Die Big-Band des Schwalmgymnasiums spielte am Samstag Filmmusik aus sieben Jahrzehnten

Es gab Kopfkino mit viel Rhythmus

Starker Auftritt: Die Junior-Band und die Big Band mit Solistin Greta Saiz begeisterten am Samstag in der Hephata-Kirche. Fotos:  Decker

Treysa. Zu einem musikalischen Kinoabend lud die Big-Band des Schwalmgymnasiums am Samstag in die Hephata-Kirche ein. Auch wenn die einzelnen Filme nicht zu sehen seien, versprach der Dirigent Andreas Fiebig zu Beginn des Konzertes, dass die Bilder im Kopf ablaufen würden.

Die Junior Band, besetzt mit Schülerinnen und Schülern aus den Klassen fünf bis sieben, begann die versprochene Reise schwungvoll mit dem Titel „Auf großer Fahrt“, gefolgt von „Loosen up“, was so viel wie „komm runter“ bedeutet.
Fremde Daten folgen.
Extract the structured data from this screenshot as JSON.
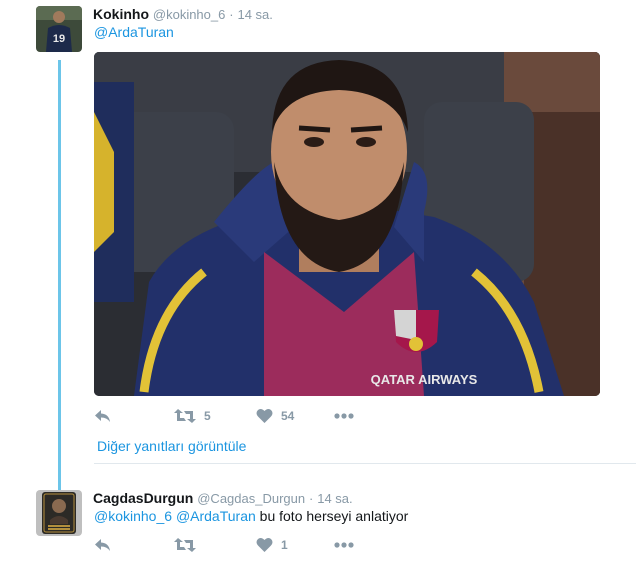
{
  "tweet1": {
    "fullname": "Kokinho",
    "handle": "@kokinho_6",
    "separator": "·",
    "time": "14 sa.",
    "text_mention": "@ArdaTuran",
    "avatar_icon": "player-avatar",
    "jersey_number": "19",
    "media_icon": "bench-photo",
    "media_lettering": "QATAR AIRWAYS",
    "actions": {
      "reply_icon": "reply-icon",
      "retweet_icon": "retweet-icon",
      "retweet_count": "5",
      "like_icon": "heart-icon",
      "like_count": "54",
      "more_icon": "more-icon"
    }
  },
  "show_more_replies": "Diğer yanıtları görüntüle",
  "tweet2": {
    "fullname": "CagdasDurgun",
    "handle": "@Cagdas_Durgun",
    "separator": "·",
    "time": "14 sa.",
    "mention1": "@kokinho_6",
    "mention2": "@ArdaTuran",
    "text": "bu foto herseyi anlatiyor",
    "avatar_icon": "player-card-avatar",
    "actions": {
      "reply_icon": "reply-icon",
      "retweet_icon": "retweet-icon",
      "like_icon": "heart-icon",
      "like_count": "1",
      "more_icon": "more-icon"
    }
  },
  "colors": {
    "link": "#1b95e0",
    "thread_line": "#6cc5e9",
    "meta": "#8899a6",
    "text": "#14171a"
  }
}
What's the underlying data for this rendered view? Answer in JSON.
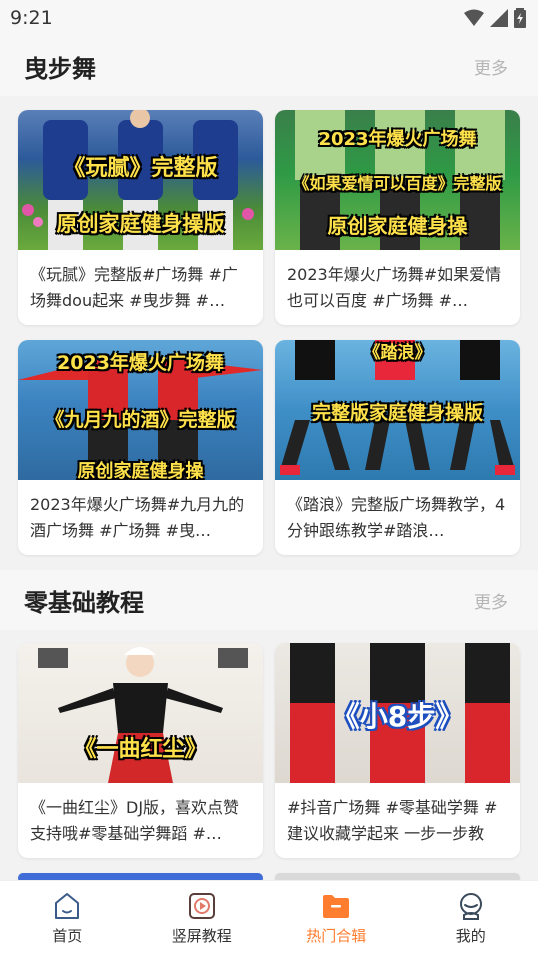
{
  "status_bar": {
    "time": "9:21"
  },
  "sections": [
    {
      "title": "曳步舞",
      "more_label": "更多",
      "cards": [
        {
          "thumb_lines": [
            "《玩腻》完整版",
            "原创家庭健身操版"
          ],
          "description": "《玩腻》完整版#广场舞 #广场舞dou起来 #曳步舞 #…"
        },
        {
          "thumb_lines": [
            "2023年爆火广场舞",
            "《如果爱情可以百度》完整版",
            "原创家庭健身操"
          ],
          "description": "2023年爆火广场舞#如果爱情也可以百度 #广场舞 #…"
        },
        {
          "thumb_lines": [
            "2023年爆火广场舞",
            "《九月九的酒》完整版",
            "原创家庭健身操"
          ],
          "description": "2023年爆火广场舞#九月九的酒广场舞 #广场舞 #曳…"
        },
        {
          "thumb_lines": [
            "《踏浪》",
            "完整版家庭健身操版"
          ],
          "description": "《踏浪》完整版广场舞教学，4分钟跟练教学#踏浪…"
        }
      ]
    },
    {
      "title": "零基础教程",
      "more_label": "更多",
      "cards": [
        {
          "thumb_lines": [
            "《一曲红尘》"
          ],
          "description": "《一曲红尘》DJ版，喜欢点赞支持哦#零基础学舞蹈 #…"
        },
        {
          "thumb_lines": [
            "《小8步》"
          ],
          "description": "#抖音广场舞 #零基础学舞 #建议收藏学起来 一步一步教"
        }
      ]
    }
  ],
  "bottom_nav": [
    {
      "label": "首页",
      "icon": "home-icon",
      "active": false
    },
    {
      "label": "竖屏教程",
      "icon": "play-icon",
      "active": false
    },
    {
      "label": "热门合辑",
      "icon": "folder-icon",
      "active": true
    },
    {
      "label": "我的",
      "icon": "profile-icon",
      "active": false
    }
  ],
  "colors": {
    "accent": "#ff7d2e",
    "thumb_text": "#ffe14a"
  }
}
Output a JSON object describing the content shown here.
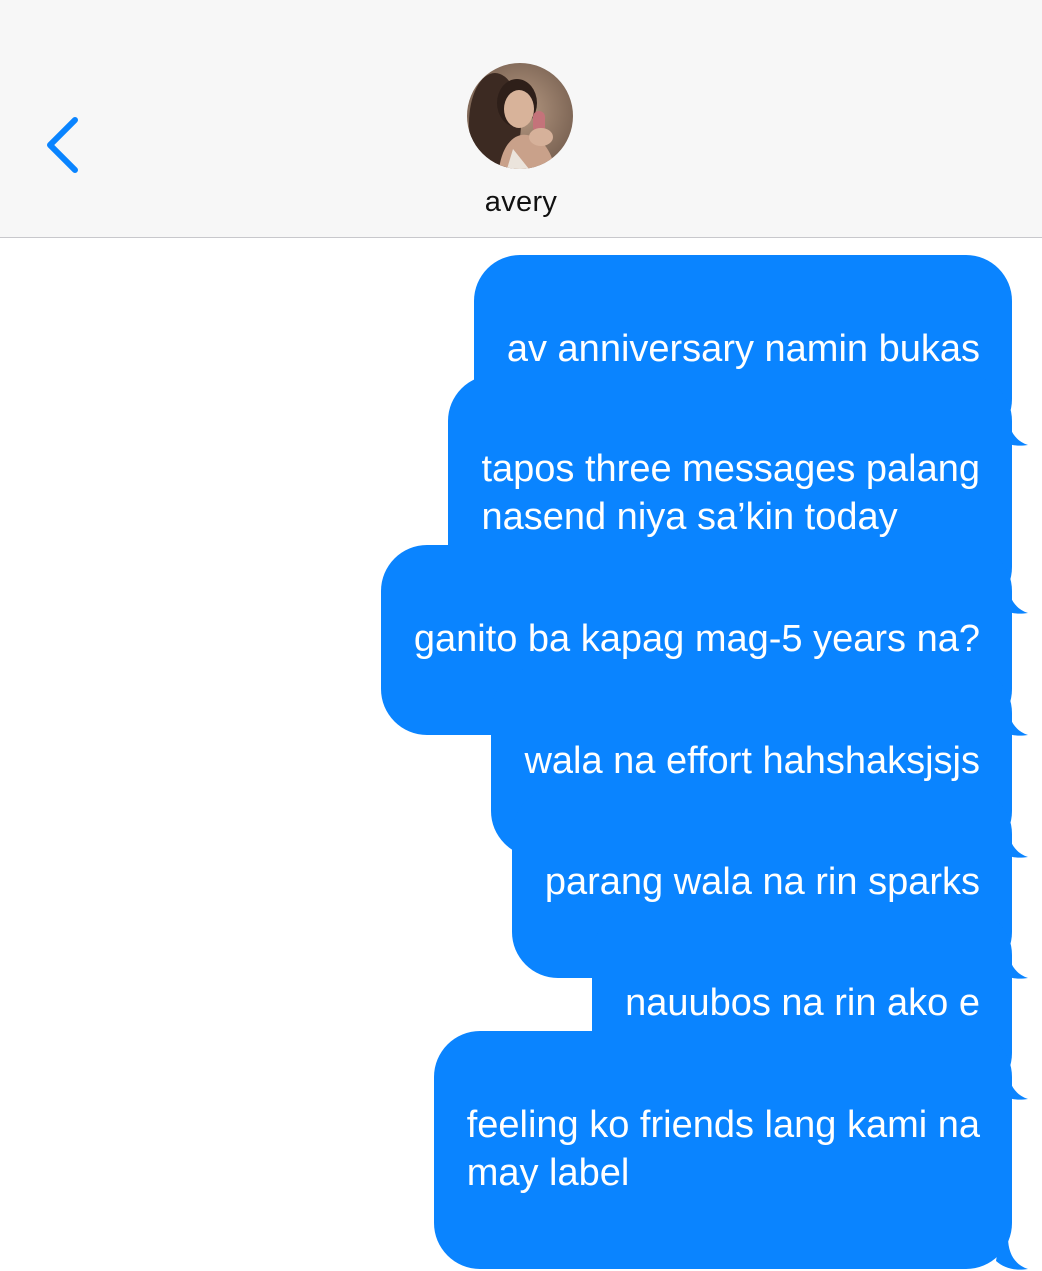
{
  "header": {
    "back_icon": "chevron-left-icon",
    "contact_name": "avery",
    "accent_color": "#0a84ff"
  },
  "messages": [
    {
      "text": "av anniversary namin bukas",
      "direction": "outgoing"
    },
    {
      "text": "tapos three messages palang\nnasend niya sa’kin today",
      "direction": "outgoing"
    },
    {
      "text": "ganito ba kapag mag-5 years na?",
      "direction": "outgoing"
    },
    {
      "text": "wala na effort hahshaksjsjs",
      "direction": "outgoing"
    },
    {
      "text": "parang wala na rin sparks",
      "direction": "outgoing"
    },
    {
      "text": "nauubos na rin ako e",
      "direction": "outgoing"
    },
    {
      "text": "feeling ko friends lang kami na\nmay label",
      "direction": "outgoing"
    }
  ]
}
Ihr letzter Titel „Y.M.C.A.“ wurde zwar nicht direkt als Filmmusik komponiert, taucht aber doch in etlichen Filmen auf.

Applaus für Nachwuchs

Das Publikum verabschiedete die Nachwuchsmusiker mit herzlichem Applaus, bevor die eigentliche Big-Band die Bühne betrat. Sie begann mit dem bekannten Klassiker „Peter-Gunn-Theme“. Inspiriert vom Jazz der 60er-Jahre folgte „Mission impossible“ und in der neueren Variante aus dem Jahr 2004 die Musik aus dem Film „Die Unglaublichen“. Spätestens ein Medley mit Titeln aus „Piraten der Karibik“ knipste bei vielen im Publikum die Bilder vom Meer und den prachtvollen Segelschiffen im Kopf an.

So mancher wippte mit dem Körper mit oder pfiff leise die Melodien vor sich hin. Das älteste gespielte Stück „Chattanooga Choo Choo“ entstammte dem Film „Sun Valley Serenade“ aus dem Jahre 1941. Wer aus dem Publikum damals jedoch noch nicht ins Kino ging, erkannte die Musik vielleicht trotzdem, da Udo Lindenberg sie 1983 mit seinem Titel „Sonderzug nach Pankow“ neu arrangiert hatte.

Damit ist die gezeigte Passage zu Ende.